Por su parte, la directiva de la comunidad solicitó el rechazo del recurso, argumentando que su actuación no era ilegal ni arbitraria, ya que se limitó a cumplir con lo dispuesto por la justicia electoral y a aplicar las normas estatutarias que exigen el pago oportuno de las cuotas para adquirir la calidad de comunero habilitado. La directiva alegó que el recurso era improcedente y extemporáneo, ya que intentaba utilizar esta vía cautelar para modificar una sentencia firme de los tribunales electorales, lo que debería haberse resuelto mediante los mecanismos procesales correspondientes. Además, sostuvo que no tenía legitimación pasiva, dado que la organización del proceso electoral correspondía al órgano administrativo designado por la sentencia electoral, no al directorio. También argumentó que aceptar pagos a una directiva distinta implicaría desconocer el principio de cosa juzgada y validar acciones sin legitimidad, afirmando que la eventual exclusión de comuneros del padrón electoral se debía a la morosidad de estos y no a una conducta arbitraria de la directiva.
La Corte de La Serena desestimó las alegaciones de extemporaneidad e improcedencia, señalando que el plazo para interponer el recurso debía contarse desde la reunión en que se materializó la negativa de la directiva a recibir los pagos, momento en el que se produjo la afectación denunciada. El tribunal aclaró que el recurso de protección no se dirigía contra la sentencia de la justicia electoral, sino que cuestionaba una acción específica de la directiva que, al alegar falta de facultades, ignoraba el mandato de realizar un nuevo proceso electoral, afectando así el ejercicio de derechos fundamentales de la recurrente.

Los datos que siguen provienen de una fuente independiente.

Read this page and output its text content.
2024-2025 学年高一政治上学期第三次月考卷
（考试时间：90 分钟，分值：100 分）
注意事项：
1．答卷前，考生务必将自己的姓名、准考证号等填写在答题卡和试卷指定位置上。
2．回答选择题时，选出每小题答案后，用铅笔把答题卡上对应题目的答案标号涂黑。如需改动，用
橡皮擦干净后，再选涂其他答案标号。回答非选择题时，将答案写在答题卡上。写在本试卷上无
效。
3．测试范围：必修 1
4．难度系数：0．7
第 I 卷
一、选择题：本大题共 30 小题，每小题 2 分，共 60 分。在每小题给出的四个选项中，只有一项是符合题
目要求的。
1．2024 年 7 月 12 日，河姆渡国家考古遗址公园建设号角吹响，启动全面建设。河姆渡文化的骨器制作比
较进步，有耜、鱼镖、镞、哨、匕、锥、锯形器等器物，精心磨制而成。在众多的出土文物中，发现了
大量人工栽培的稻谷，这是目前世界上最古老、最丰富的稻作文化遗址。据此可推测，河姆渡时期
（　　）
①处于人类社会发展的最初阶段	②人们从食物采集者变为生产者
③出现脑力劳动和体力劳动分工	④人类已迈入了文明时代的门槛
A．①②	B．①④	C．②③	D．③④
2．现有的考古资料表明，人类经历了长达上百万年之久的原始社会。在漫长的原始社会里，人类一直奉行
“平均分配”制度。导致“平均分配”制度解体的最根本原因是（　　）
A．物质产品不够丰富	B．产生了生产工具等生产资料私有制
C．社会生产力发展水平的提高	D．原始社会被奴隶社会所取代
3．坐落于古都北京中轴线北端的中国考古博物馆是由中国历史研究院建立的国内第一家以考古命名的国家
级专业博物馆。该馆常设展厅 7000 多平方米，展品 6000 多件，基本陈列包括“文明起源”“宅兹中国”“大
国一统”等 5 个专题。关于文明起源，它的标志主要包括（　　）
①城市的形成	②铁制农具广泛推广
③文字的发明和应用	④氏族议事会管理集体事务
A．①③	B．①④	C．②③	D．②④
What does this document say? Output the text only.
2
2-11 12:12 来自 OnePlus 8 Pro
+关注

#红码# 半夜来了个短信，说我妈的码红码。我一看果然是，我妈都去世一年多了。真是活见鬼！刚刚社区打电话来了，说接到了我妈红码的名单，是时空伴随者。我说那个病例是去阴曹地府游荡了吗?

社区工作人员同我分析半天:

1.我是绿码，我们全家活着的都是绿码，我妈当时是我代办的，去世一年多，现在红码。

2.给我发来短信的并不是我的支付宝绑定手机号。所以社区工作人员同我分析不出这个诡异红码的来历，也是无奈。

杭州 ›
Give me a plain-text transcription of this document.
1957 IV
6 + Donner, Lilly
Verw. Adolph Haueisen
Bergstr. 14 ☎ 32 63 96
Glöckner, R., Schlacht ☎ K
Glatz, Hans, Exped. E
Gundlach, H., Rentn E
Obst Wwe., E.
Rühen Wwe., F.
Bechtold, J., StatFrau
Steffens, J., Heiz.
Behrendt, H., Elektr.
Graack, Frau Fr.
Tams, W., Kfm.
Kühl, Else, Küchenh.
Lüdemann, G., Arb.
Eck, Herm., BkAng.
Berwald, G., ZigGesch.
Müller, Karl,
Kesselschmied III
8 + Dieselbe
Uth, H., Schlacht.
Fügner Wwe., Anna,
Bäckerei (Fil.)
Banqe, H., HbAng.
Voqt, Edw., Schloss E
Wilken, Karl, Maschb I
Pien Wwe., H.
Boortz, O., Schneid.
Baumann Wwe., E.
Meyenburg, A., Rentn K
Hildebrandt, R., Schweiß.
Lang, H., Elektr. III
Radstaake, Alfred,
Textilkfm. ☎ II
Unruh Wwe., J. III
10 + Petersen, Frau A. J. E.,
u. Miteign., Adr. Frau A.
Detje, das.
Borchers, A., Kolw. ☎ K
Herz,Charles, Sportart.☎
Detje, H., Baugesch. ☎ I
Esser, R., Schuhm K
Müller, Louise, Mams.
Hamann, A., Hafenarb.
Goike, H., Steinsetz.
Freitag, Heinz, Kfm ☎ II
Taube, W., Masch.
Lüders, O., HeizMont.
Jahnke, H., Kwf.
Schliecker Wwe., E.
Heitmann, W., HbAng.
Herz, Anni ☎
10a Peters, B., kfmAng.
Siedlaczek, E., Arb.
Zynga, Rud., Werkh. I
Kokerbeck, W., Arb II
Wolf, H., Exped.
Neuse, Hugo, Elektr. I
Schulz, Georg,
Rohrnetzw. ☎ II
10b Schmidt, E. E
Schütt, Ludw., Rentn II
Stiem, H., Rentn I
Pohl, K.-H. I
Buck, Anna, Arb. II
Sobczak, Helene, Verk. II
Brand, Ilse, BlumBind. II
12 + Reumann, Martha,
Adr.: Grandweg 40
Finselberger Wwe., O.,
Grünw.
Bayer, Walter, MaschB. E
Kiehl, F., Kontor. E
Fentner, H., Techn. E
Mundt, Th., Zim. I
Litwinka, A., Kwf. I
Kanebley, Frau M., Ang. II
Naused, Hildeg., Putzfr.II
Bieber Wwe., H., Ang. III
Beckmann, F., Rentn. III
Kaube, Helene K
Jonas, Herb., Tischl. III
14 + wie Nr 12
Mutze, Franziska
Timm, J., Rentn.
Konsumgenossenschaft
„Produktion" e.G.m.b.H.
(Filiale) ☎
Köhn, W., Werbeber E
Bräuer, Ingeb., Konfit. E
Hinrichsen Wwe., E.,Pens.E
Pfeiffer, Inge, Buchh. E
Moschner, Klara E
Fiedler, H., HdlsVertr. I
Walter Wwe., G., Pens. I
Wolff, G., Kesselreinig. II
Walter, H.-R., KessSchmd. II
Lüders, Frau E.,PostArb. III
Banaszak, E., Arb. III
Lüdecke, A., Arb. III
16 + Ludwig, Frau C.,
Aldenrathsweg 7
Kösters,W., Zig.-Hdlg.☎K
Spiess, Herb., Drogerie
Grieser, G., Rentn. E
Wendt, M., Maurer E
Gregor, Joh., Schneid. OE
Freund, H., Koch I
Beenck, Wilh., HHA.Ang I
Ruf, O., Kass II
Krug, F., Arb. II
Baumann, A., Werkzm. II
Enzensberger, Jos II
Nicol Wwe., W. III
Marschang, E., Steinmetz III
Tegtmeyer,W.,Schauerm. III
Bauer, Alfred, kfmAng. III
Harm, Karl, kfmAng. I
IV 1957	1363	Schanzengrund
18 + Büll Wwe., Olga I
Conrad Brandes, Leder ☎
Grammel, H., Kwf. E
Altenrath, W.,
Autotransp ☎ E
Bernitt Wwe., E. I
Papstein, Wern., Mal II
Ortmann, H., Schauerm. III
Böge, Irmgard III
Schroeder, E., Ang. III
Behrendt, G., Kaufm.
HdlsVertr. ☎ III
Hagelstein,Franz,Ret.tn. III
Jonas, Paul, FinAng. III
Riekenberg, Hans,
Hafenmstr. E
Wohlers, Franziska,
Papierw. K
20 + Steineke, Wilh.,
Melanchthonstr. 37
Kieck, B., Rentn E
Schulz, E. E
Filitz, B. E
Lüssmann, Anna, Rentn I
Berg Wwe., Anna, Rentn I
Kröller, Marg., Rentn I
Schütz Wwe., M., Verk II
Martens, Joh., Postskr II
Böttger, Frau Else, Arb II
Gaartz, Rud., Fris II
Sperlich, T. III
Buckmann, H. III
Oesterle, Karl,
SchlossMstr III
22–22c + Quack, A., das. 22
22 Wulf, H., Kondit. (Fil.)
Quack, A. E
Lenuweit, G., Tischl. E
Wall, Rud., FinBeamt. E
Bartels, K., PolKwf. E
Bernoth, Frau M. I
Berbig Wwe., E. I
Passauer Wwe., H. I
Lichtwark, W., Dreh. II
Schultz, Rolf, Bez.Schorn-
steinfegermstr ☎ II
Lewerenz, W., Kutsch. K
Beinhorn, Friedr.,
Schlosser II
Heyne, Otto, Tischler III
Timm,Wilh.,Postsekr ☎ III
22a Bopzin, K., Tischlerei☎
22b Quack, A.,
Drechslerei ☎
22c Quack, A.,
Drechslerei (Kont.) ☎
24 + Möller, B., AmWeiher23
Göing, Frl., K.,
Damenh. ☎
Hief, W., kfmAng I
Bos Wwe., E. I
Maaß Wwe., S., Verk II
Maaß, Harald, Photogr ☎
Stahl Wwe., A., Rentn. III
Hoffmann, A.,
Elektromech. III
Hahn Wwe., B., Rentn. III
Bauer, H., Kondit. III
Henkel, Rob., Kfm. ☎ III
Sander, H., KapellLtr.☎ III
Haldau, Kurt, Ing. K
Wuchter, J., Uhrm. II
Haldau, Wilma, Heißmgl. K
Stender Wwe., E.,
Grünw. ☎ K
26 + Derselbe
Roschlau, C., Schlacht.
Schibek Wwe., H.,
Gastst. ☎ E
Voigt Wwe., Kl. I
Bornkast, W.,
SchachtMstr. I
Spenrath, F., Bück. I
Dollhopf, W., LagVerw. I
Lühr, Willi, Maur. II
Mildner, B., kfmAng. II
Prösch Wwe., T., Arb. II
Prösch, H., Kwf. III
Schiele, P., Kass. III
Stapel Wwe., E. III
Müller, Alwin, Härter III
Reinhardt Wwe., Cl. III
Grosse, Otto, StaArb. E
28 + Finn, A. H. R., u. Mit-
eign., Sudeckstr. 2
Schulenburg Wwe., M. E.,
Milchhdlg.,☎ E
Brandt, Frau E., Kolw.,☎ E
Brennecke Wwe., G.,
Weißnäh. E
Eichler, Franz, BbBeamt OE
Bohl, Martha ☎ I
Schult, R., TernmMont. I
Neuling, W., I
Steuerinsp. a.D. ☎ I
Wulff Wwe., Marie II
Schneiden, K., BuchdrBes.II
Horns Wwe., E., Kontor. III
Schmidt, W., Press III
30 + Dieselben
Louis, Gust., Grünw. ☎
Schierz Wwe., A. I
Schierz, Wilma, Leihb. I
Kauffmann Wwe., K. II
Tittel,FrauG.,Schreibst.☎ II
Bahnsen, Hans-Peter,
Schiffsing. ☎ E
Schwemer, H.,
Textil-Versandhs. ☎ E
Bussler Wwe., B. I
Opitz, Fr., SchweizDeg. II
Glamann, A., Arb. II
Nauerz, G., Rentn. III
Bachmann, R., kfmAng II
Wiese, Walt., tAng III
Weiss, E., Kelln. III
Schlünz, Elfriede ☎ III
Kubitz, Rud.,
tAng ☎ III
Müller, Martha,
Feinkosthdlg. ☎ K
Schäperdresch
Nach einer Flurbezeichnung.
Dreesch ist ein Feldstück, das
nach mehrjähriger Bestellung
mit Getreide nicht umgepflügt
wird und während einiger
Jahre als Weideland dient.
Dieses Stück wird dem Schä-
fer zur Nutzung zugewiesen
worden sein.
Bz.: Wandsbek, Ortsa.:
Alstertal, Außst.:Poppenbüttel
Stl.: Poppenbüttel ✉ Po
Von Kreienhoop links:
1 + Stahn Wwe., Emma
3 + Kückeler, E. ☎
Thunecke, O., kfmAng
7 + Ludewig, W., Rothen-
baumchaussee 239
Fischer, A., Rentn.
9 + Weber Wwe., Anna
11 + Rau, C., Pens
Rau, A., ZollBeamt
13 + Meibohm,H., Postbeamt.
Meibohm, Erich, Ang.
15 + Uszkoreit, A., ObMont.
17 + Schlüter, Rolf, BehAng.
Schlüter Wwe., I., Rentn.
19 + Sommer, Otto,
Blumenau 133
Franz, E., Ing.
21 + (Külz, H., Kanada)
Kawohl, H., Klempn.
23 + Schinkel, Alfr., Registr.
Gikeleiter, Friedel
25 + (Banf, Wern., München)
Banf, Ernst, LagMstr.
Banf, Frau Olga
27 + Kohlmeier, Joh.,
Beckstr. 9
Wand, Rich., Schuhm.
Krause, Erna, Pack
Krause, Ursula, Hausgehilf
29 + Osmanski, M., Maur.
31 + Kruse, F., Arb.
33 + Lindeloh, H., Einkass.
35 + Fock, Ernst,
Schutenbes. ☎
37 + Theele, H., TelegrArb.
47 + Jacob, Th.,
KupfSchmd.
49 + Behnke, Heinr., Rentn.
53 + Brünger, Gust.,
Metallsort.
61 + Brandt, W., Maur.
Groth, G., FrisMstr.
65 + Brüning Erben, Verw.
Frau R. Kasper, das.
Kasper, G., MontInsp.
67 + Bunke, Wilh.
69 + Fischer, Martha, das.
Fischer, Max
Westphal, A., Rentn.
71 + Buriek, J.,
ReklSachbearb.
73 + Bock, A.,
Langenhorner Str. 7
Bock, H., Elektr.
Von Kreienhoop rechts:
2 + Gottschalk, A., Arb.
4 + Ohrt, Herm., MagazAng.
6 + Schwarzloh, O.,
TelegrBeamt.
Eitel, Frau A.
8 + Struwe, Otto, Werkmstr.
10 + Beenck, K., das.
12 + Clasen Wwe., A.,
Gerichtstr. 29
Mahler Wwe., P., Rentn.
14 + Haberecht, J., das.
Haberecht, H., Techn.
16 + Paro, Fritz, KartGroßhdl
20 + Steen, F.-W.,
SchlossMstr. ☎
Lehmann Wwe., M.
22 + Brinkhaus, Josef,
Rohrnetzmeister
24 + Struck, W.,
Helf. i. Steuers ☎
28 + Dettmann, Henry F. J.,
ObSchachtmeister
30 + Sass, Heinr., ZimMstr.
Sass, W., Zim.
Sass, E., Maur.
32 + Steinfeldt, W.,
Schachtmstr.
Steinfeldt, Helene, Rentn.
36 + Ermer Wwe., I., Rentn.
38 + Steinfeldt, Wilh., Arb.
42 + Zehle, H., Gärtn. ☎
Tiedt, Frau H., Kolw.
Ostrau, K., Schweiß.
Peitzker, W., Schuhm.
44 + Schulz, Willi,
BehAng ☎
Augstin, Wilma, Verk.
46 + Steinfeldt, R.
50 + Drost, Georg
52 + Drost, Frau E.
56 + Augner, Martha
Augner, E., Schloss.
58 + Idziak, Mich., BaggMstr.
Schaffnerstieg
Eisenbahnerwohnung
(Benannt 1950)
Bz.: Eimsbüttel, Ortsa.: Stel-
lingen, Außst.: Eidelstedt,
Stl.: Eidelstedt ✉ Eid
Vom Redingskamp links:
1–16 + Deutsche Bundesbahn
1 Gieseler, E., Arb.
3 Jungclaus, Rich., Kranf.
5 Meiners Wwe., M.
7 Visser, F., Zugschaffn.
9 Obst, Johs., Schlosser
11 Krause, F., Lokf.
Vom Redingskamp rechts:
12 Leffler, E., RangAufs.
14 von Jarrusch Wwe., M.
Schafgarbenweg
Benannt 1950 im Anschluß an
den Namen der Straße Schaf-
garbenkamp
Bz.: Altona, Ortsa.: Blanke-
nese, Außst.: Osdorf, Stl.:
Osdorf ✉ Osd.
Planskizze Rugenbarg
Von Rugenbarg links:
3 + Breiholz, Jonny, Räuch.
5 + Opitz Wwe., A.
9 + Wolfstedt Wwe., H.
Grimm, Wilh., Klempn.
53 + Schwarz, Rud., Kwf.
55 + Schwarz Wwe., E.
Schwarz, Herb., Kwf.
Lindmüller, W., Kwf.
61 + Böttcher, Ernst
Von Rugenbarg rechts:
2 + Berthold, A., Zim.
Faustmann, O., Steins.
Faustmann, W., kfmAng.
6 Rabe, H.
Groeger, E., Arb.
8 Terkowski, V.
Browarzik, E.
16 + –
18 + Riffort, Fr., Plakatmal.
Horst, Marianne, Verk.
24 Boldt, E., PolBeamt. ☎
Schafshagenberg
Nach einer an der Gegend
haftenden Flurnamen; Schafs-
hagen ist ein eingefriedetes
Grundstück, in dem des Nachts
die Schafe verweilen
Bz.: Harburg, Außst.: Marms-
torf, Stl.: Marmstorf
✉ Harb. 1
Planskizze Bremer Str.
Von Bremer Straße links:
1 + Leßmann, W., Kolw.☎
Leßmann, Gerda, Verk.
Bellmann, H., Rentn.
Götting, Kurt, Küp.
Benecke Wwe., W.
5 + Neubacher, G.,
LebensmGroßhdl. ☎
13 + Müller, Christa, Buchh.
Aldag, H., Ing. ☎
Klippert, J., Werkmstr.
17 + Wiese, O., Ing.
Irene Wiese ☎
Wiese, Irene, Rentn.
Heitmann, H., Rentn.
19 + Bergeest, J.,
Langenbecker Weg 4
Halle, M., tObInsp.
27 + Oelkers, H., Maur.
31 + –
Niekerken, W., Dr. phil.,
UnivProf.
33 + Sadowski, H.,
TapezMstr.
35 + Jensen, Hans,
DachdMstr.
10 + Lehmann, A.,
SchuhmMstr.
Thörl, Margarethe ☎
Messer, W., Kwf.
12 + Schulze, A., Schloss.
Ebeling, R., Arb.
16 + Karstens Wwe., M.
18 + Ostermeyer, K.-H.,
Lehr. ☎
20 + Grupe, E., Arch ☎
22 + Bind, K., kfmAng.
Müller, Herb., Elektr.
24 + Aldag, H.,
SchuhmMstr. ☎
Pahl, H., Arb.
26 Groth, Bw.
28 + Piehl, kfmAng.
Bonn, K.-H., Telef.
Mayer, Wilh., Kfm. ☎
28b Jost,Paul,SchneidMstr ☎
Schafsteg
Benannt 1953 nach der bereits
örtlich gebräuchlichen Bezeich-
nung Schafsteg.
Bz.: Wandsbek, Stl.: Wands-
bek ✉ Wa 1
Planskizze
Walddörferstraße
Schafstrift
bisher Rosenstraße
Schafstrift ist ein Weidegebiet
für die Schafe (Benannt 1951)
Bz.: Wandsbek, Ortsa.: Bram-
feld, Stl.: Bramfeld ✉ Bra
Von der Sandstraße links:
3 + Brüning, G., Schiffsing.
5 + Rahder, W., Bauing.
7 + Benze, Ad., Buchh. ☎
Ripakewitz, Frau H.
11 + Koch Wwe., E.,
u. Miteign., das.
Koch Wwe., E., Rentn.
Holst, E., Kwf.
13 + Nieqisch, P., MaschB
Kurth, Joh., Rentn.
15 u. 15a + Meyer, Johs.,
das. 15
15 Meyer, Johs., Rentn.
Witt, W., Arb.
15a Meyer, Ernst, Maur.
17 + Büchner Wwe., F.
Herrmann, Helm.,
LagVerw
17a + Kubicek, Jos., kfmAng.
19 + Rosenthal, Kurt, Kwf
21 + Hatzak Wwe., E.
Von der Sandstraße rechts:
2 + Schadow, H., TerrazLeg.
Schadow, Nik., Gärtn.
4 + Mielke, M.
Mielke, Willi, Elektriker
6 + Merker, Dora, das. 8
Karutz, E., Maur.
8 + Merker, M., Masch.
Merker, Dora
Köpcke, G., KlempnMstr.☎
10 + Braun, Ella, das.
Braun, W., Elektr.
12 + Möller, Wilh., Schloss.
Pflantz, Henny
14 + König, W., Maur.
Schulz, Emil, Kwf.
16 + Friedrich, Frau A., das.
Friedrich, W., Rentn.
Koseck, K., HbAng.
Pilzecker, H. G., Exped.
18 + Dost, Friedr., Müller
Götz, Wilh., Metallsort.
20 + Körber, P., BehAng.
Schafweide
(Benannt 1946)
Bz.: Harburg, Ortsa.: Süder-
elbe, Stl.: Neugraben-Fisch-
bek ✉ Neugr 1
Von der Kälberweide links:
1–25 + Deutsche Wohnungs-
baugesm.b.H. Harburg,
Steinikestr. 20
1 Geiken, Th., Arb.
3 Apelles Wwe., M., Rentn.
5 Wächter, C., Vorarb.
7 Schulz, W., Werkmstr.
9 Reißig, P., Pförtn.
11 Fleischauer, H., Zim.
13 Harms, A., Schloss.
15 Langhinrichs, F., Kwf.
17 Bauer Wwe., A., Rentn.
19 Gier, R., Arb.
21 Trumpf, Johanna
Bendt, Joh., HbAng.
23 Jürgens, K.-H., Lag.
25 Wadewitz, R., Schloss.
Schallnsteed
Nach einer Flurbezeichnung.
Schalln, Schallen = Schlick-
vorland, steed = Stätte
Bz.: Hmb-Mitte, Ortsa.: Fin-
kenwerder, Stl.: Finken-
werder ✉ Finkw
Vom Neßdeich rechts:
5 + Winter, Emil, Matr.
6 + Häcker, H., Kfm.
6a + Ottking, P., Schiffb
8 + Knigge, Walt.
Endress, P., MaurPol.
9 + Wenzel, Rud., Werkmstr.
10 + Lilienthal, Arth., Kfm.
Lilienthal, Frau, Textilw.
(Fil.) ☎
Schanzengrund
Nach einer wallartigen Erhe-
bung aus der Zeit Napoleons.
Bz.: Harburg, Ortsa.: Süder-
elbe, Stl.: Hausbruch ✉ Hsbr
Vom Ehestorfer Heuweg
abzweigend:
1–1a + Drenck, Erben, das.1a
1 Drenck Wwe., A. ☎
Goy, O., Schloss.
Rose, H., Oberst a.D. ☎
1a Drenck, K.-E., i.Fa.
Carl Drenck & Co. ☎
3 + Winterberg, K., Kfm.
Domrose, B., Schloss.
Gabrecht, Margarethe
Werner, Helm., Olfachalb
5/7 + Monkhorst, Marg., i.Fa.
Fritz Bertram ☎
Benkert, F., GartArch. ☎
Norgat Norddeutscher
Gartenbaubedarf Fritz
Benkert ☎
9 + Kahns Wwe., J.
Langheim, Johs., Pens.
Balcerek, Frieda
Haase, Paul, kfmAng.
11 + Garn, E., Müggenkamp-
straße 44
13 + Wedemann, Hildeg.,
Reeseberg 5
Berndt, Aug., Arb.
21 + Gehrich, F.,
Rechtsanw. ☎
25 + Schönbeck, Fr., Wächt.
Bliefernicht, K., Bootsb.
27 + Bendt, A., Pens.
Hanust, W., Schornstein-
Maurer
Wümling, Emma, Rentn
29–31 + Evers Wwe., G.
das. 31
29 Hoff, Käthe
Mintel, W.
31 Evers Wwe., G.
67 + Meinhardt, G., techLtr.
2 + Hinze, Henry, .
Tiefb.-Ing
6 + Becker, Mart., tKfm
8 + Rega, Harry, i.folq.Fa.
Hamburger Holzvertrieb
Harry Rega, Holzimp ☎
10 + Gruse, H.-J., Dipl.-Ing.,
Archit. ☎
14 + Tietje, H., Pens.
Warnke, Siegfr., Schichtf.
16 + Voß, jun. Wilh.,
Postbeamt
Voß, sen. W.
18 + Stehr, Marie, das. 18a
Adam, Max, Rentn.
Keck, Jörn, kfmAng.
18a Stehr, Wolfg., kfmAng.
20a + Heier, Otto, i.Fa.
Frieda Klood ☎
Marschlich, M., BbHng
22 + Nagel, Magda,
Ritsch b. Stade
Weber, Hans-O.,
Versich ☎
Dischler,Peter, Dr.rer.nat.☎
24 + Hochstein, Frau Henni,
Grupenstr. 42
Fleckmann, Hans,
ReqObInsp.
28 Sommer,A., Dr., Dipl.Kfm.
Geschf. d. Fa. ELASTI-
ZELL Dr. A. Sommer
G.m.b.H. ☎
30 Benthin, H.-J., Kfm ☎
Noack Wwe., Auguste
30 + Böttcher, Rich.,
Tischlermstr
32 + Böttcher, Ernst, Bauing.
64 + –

En cuanto al fondo del asunto, el tribunal argumentó que la orden de la justicia electoral para llevar a cabo un nuevo proceso eleccionario no se limitaba a una simple convocatoria, sino que requería la implementación de todas las medidas necesarias para asegurar su efectividad, incluyendo la correcta identificación de los comuneros habilitados para participar. La Corte sostuvo que la calidad de comunero habilitado está vinculada al cumplimiento de las obligaciones estatutarias, como el pago de las cuotas comunitarias, lo que implica la posibilidad de regularizar dichas obligaciones. La sentencia electoral no prohibía la recepción de pagos ni imponía restricciones temporales o subjetivas al concepto de comunero habilitado, por lo que la negativa de la directiva a aceptar los derechos comunitarios carecía de justificación razonable. El tribunal concluyó que esta conducta obstaculizaba el cumplimiento del mandato electoral y generaba una exclusión injustificada de comuneros, afectando su derecho a participar y el principio de igualdad dentro de la comunidad.
Como resultado, la Corte de La Serena acogió el recurso de protección y ordenó a la directiva abrir un período de regularización del pago de los derechos comunitarios por un plazo de quince días hábiles, con el fin de determinar la calidad de comunero habilitado de aquellos que se encontraban en situación de morosidad o incertidumbre respecto al pago, permitiéndoles así participar en las elecciones dispuestas por la justicia electoral, sin condena en costas. Este fallo fue posteriormente confirmado por la Corte Suprema, que reiteró que la directiva debe adherirse a lo establecido por los Estatutos en relación a la calidad de comunero habilitado para participar en el proceso electoral.